The latest Chinese export variant of the Type 90-IIM also called MBT-3000, equipped with Chinese equipments, turret, gun, electronics, armour and 1,300 hp diesel engine.
Al Khalid I
This an upgraded variant of the base Al Khalid, which comprises a larger rounds capacity (from 39 to 49 rounds) higher carousel, 1,500 rounds capacity for the 12.7 mm HMG (instead of 500) and 7,000 for the coaxial LMG (instead of 3,000). The FCS in upgraded with a modern multi process computer allowing a 7,000 m identification range and a 3,500 m engagement range.
The autoloader is modernized and digitally controlled for 9 rpm, new displays are given with more available data and better battelfield awareness. The turret receives also the latest Ukrainian Varta electro-optical jammer, French Sagem 3rd gen. thermal imagers. For crew comfort, the air conditioning system is also enhanced. Apperently the Ukrainian 1,200 hp engine is also more efficient, giving a top speed of 72 kph for 47 tonnes.
Succession: The Al Khalid II
According to the Pakistani military experts, the modernization is focused on improving the electronics and control systems, whereas the practical rate of fire is to be raised up to 9 shots per minute. Active prortection relies on the Ukrainian opto-electronic Varta blinding system, a jamming laser seeker, upgraded rangefinders and designators, plus a 3rd generation french Sage imager.
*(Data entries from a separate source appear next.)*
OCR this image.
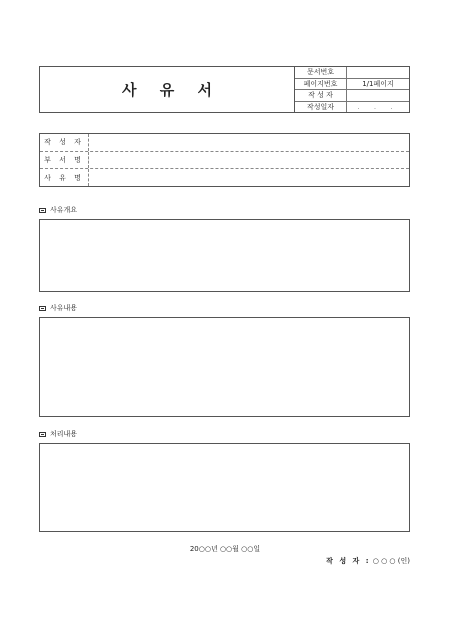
사 유 서
문서번호
페이지번호	1/1페이지
작 성 자
작성일자	. . .
작 성 자
부 서 명
사 유 명
사유개요
사유내용
처리내용
20○○년 ○○월 ○○일
작 성 자 : ○ ○ ○ (인)
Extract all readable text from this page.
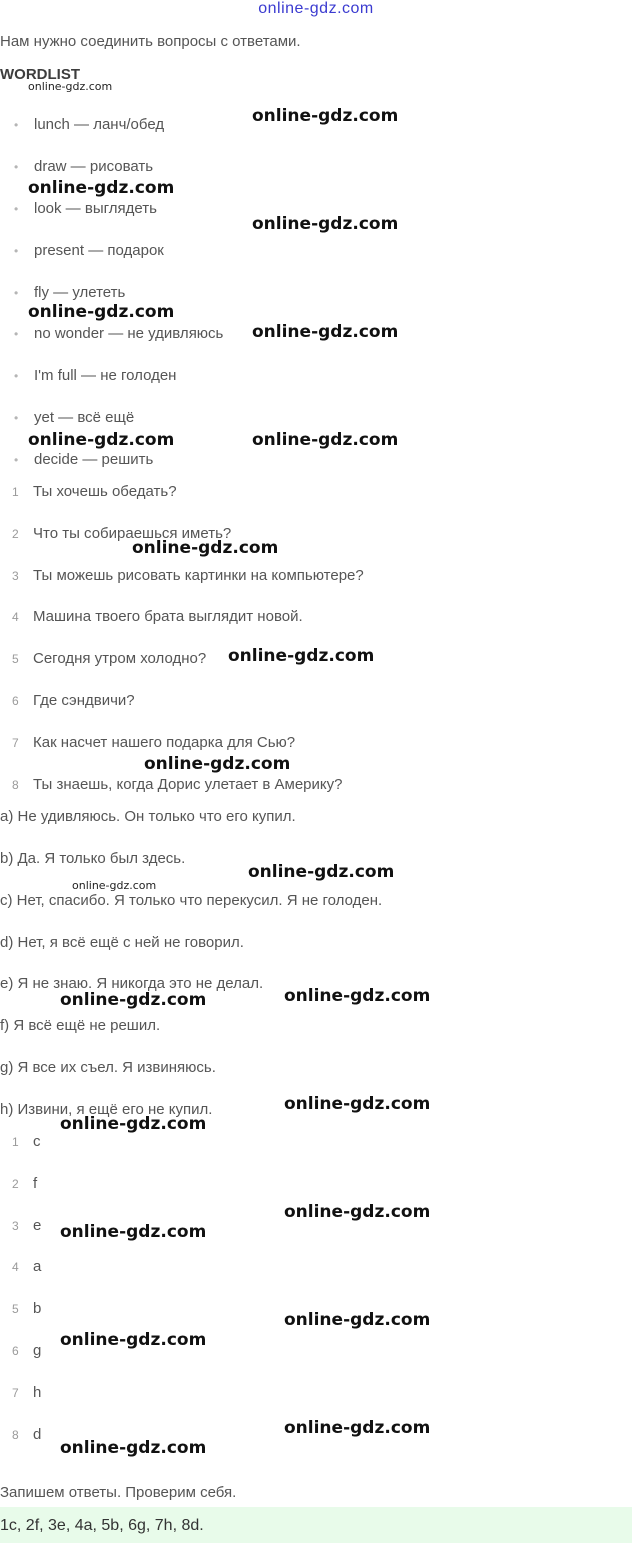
online-gdz.com
Нам нужно соединить вопросы с ответами.
WORDLIST
• lunch — ланч/обед
• draw — рисовать
• look — выглядеть
• present — подарок
• fly — улететь
• no wonder — не удивляюсь
• I'm full — не голоден
• yet — всё ещё
• decide — решить
1 Ты хочешь обедать?
2 Что ты собираешься иметь?
3 Ты можешь рисовать картинки на компьютере?
4 Машина твоего брата выглядит новой.
5 Сегодня утром холодно?
6 Где сэндвичи?
7 Как насчет нашего подарка для Сью?
8 Ты знаешь, когда Дорис улетает в Америку?
a) Не удивляюсь. Он только что его купил.
b) Да. Я только был здесь.
c) Нет, спасибо. Я только что перекусил. Я не голоден.
d) Нет, я всё ещё с ней не говорил.
e) Я не знаю. Я никогда это не делал.
f) Я всё ещё не решил.
g) Я все их съел. Я извиняюсь.
h) Извини, я ещё его не купил.
1 c
2 f
3 e
4 a
5 b
6 g
7 h
8 d
Запишем ответы. Проверим себя.
1c, 2f, 3e, 4a, 5b, 6g, 7h, 8d.
online-gdz.com
online-gdz.com
online-gdz.com
online-gdz.com
online-gdz.com
online-gdz.com
online-gdz.com	online-gdz.com
online-gdz.com
online-gdz.com
online-gdz.com
online-gdz.com
online-gdz.com
online-gdz.com
online-gdz.com
online-gdz.com
online-gdz.com
online-gdz.com
online-gdz.com
online-gdz.com
online-gdz.com
online-gdz.com
online-gdz.com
According to “Pakistan Military Consortium” Usman Shabbir, the new Al Khalid integrates components of the Chinese Type 99 MBT, like the SB gun. Heavier, it has a redesigned turret and improved armour modules, new sensors, improved ammunitions, an Integrated Battle Management System (IBMS) and a new 1,500 hp powerpack. It is scheduled for production and also serves as a long-term modernization/upgrade programme for the Al Khalid of 1st generation.
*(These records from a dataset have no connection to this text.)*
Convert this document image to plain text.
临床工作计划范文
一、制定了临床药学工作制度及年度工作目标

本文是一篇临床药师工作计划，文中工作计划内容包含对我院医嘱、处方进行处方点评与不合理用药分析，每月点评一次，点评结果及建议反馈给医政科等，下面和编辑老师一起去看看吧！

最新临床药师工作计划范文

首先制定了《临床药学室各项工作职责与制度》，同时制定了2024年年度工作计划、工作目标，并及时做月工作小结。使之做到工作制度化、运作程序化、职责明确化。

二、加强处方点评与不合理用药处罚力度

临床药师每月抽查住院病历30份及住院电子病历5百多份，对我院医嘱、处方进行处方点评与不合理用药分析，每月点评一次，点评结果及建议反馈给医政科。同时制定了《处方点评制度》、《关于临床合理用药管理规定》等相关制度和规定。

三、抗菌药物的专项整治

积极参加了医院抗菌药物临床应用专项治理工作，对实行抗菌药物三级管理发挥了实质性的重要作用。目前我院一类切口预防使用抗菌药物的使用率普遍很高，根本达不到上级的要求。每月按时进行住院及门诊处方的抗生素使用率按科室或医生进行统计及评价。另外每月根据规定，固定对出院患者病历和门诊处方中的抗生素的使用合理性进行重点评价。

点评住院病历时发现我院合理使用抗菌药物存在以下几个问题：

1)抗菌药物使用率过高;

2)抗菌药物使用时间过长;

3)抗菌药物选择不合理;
Outside Pakistan (600 on order, already 500+ in service), the Al Khalid was also exported as the VT1A to Bangladesh (44 since 2011), Morocco (54 + 96 -the latter of Chinese manufacture- since 2011), Sri Lanka (22 in 2014-2015), and Myanmar (Unknown).
Peru tested the model and compared it with other MBTs but eventually the purchase contract and programme was cancelled for budgetary reasons. It should be noted that Pakistan now pursue the development of a local licence version of the Chinese export VT-4/MBT-3000, locally evaluated as the Al-Hyder MBT. It is scheduled for 2016 and Pekin claims superior performances to the Russian T-14 Armata.
Al Khalid specifications
|Dimensions :||10 x 3.5 x 2.40 m (33 x 11.5 x 7.9 fts)|
|Total weight, battle ready||46 tons (92,000 lbs)|
|Crew||3 (commander, driver, gunner).|
|Propulsion||KMDB 6TD-2 6-cylinder diesel 1,200 hp (890 kW)|
|Transmission||SESM ESM500 5-speed automatic|
|Top speed||72 km/h (45 mph)|
|Range/consumption||500 km (310.6 mi)|
|Armament||One 125 mm Sb (4.7 in) gun|
One coaxial 7.62 mm (0.3 in) machine-gun
One cupola mounted AA 12.7 mm (0.5 in) machine-gun
|Armor||Classified Composites RHA, ERA|
|Ammunition used||APFSDS, HEAT-FS, HE-FS|
Pakistani early Al Khalid on field trials
Pakistani Al Khalid.
Al Khalid of the Myanmar Army in 2014.